The microenvironment created by grafting rostral half-somites is mitogenic for neural crest cells.

Abstract

Chicken embryo neural crest cells that migrate into a paraxial mesoderm constructed of multiple rostral half-somites from quail embryos form unsegmented "polyganglia," instead of distinct dorsal root ganglia (DRG). We report here that the environment that is created by grafting rostral somitic (RS) moieties not only is permissive for neural crest cell migration and consequent DRG formation but also is mitogenic for the DRG precursor cells. On embryonic day 3.5 (E3.5), 1 day after surgery, there is a 42% average increase in volume of the polyganglia compared with the corresponding DRG on the unoperated side. The volume increase is accounted for by an increased number of DRG cells--an average of 46% more cells are found in the polyganglia. The increases in volume and cell number are still present a day later at E4.5 (38% and 52%, respectively) and are observed in both limb-forming and non-limb-forming regions of the embryonic axis. The mechanism for this increase in cell number and volume in the polyganglia is enhanced proliferative activity.

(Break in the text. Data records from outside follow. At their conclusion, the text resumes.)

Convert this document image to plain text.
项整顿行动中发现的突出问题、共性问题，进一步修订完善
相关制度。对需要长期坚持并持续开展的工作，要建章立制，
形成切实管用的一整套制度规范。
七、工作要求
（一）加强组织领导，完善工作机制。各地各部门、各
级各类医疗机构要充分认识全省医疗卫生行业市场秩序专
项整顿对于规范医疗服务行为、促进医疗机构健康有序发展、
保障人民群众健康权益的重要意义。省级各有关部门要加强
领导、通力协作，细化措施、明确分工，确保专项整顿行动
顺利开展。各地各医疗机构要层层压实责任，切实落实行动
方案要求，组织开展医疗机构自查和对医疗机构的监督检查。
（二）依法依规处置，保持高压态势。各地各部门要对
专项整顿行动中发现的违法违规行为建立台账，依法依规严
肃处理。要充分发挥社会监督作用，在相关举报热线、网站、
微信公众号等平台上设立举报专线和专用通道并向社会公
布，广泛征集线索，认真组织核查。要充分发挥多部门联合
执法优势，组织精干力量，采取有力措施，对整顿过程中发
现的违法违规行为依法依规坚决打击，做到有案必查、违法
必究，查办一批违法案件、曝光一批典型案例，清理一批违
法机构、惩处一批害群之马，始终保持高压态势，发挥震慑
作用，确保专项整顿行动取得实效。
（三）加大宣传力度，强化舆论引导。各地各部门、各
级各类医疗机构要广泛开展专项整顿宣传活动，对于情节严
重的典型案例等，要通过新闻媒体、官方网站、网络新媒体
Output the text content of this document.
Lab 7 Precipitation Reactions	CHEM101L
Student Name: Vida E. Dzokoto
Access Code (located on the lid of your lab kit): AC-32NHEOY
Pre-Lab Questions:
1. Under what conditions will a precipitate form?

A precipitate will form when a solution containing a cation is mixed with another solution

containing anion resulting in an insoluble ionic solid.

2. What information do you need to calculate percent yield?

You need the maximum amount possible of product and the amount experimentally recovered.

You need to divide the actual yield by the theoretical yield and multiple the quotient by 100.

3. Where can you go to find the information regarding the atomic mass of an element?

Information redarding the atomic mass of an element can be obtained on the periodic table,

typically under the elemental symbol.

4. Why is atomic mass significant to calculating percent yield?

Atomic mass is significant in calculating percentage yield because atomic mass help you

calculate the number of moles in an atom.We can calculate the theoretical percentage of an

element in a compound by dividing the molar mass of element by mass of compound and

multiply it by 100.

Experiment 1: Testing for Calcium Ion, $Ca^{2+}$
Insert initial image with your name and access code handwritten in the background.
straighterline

On E3.5 the proportion of cells incorporating thymidine of the total DRG cell number is 45% higher in the polyganglia than the control side, when embryos are given a short pulse before sacrifice. This indicates that rostral sclerotomal environment stimulates the crest cells to proliferate. The difference in volume between the polyganglia and the normal DRG continues to grow until at least E8, when the polyganglia are twice as large as the control DRG. The continued increase in volume can also be accounted for by the mitogenic effect of the RS grafts, since on E4.5 the percentage of thymidine-labeled cells compared with the total cell number in DRG is 28% higher in the polyganglia than in control ganglia. This study demonstrates that the somitic microenvironment regulates the proliferation of neural crest cells in the nascent DRG.